Home improvement projects often end with disputes between the owner and contractor regarding the quality of the work done and the amount due the contractor. Homeowners often attempt to resolve these disputes by sending a check purporting to be “final payment” to the contractor. In a recent decision, the Minnesota Court of Appeals found that a homeowner’s statement that payment was “final” barred a later claim by the contractor for the balance allegedly due.
In Detailed by Design, LLC v. Langer, No. A21-0879, 2022 WL 93371 (Minn. Ct. App. Jan. 10, 2022), an unhappy homeowner claimed numerous defects with their contractor’s work. Unable to resolve the dispute, the homeowner sent a letter to the contractor that detailed a number of deductions and calculated a “final payment.” In addition, the homeowner wrote the words “final payment” on the “memo” line of their check. The contractor cashed the check, but later sued the homeowner to collect the balance it claimed to be due. On these facts, the Minnesota Court of Appeals found an “accord and satisfaction” had been created under Minnesota law, barring the contractor’s claim.

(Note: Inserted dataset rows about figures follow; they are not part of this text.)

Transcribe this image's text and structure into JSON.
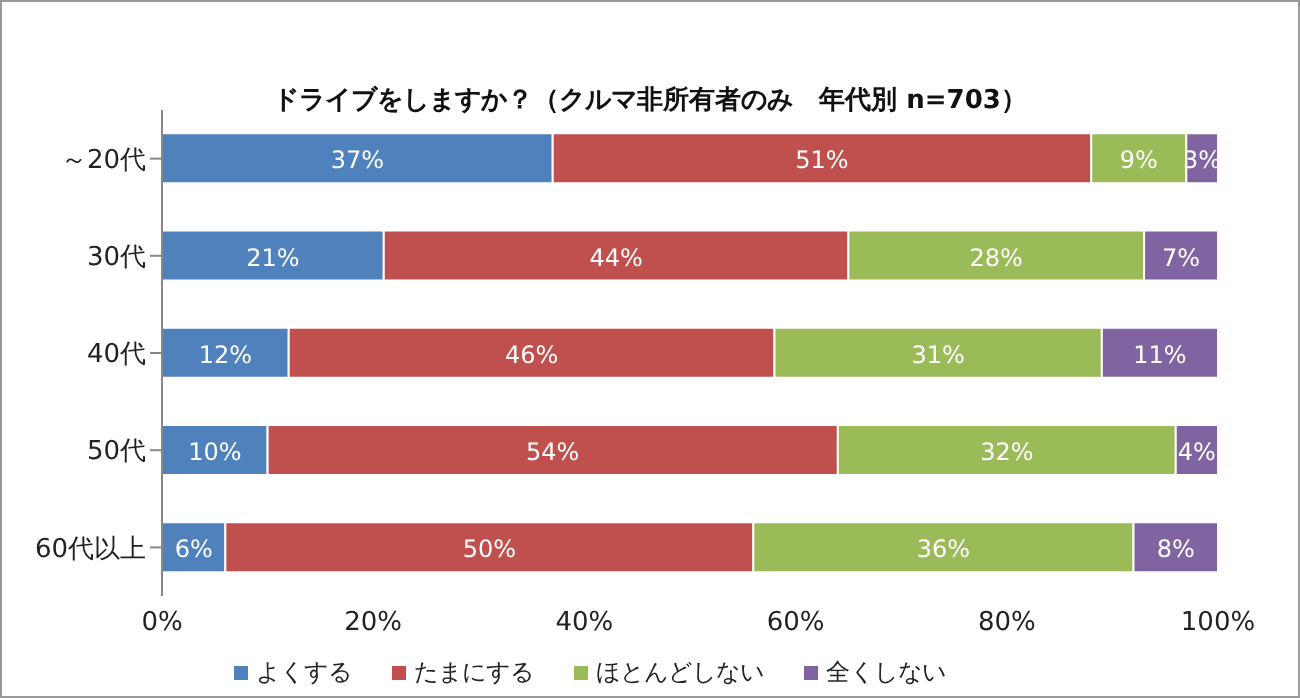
{
  "chart_data": {
    "type": "bar",
    "orientation": "horizontal",
    "stacked": true,
    "title": "ドライブをしますか？（クルマ非所有者のみ　年代別 n=703）",
    "categories": [
      "～20代",
      "30代",
      "40代",
      "50代",
      "60代以上"
    ],
    "series": [
      {
        "name": "よくする",
        "color": "#4f81bd",
        "values": [
          37,
          21,
          12,
          10,
          6
        ],
        "value_labels": [
          "37%",
          "21%",
          "12%",
          "10%",
          "6%"
        ]
      },
      {
        "name": "たまにする",
        "color": "#c0504d",
        "values": [
          51,
          44,
          46,
          54,
          50
        ],
        "value_labels": [
          "51%",
          "44%",
          "46%",
          "54%",
          "50%"
        ]
      },
      {
        "name": "ほとんどしない",
        "color": "#9bbb59",
        "values": [
          9,
          28,
          31,
          32,
          36
        ],
        "value_labels": [
          "9%",
          "28%",
          "31%",
          "32%",
          "36%"
        ]
      },
      {
        "name": "全くしない",
        "color": "#8064a2",
        "values": [
          3,
          7,
          11,
          4,
          8
        ],
        "value_labels": [
          "3%",
          "7%",
          "11%",
          "4%",
          "8%"
        ]
      }
    ],
    "xlim": [
      0,
      100
    ],
    "xticks": [
      {
        "value": 0,
        "label": "0%"
      },
      {
        "value": 20,
        "label": "20%"
      },
      {
        "value": 40,
        "label": "40%"
      },
      {
        "value": 60,
        "label": "60%"
      },
      {
        "value": 80,
        "label": "80%"
      },
      {
        "value": 100,
        "label": "100%"
      }
    ],
    "grid": false,
    "legend": "bottom"
  }
}
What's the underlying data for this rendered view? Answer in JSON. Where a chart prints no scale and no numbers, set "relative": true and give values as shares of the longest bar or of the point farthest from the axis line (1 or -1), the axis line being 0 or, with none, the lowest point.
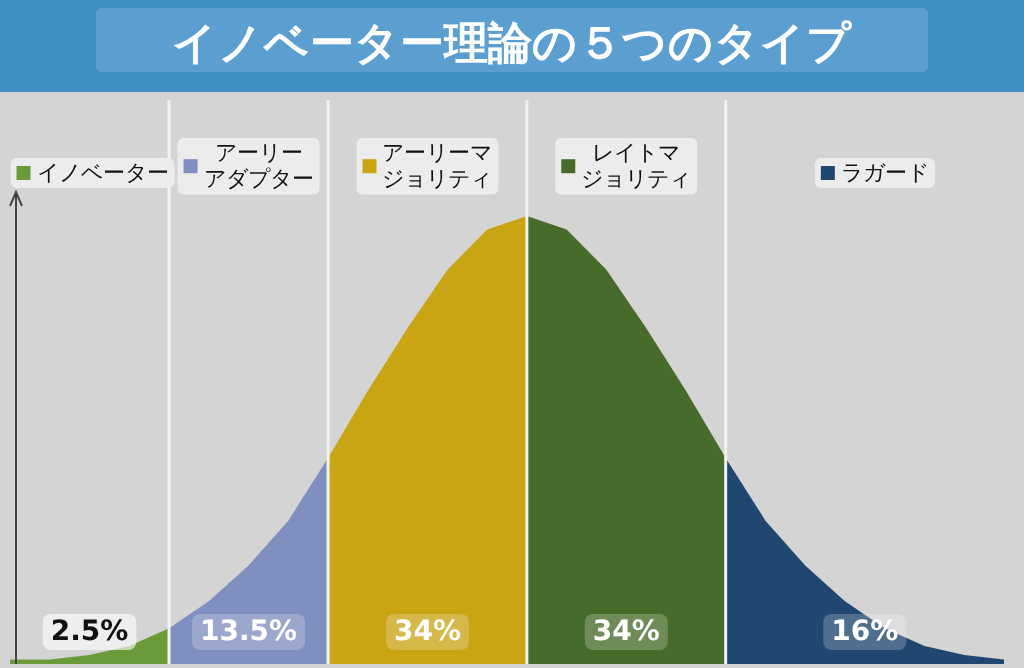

Minnesota’s version of the Uniform Commercial Code provides that negotiation of a check with “a conspicuous statement” that it was tendered in full satisfaction of a disputed claim bars further claims by the recipient of the check (unless the funds are returned within 90 days). The Detailed by Design court found that using the words “final payment” on both the check and the cover letter was sufficiently conspicuous and unambiguous to create an accord and satisfaction. In addition, the court found that an accord and satisfaction is not a modification of the parties’ previous contract, but a new contract that discharges all rights and duties under the previous one.
The decision in Detailed by Design is helpful to homeowners, but its holding extends to other parties who deliver a check marked as “final payment” in hopes of ending a dispute. It should also caution a party receiving such a check to think carefully before cashing it—and likely barring a claim for the balance.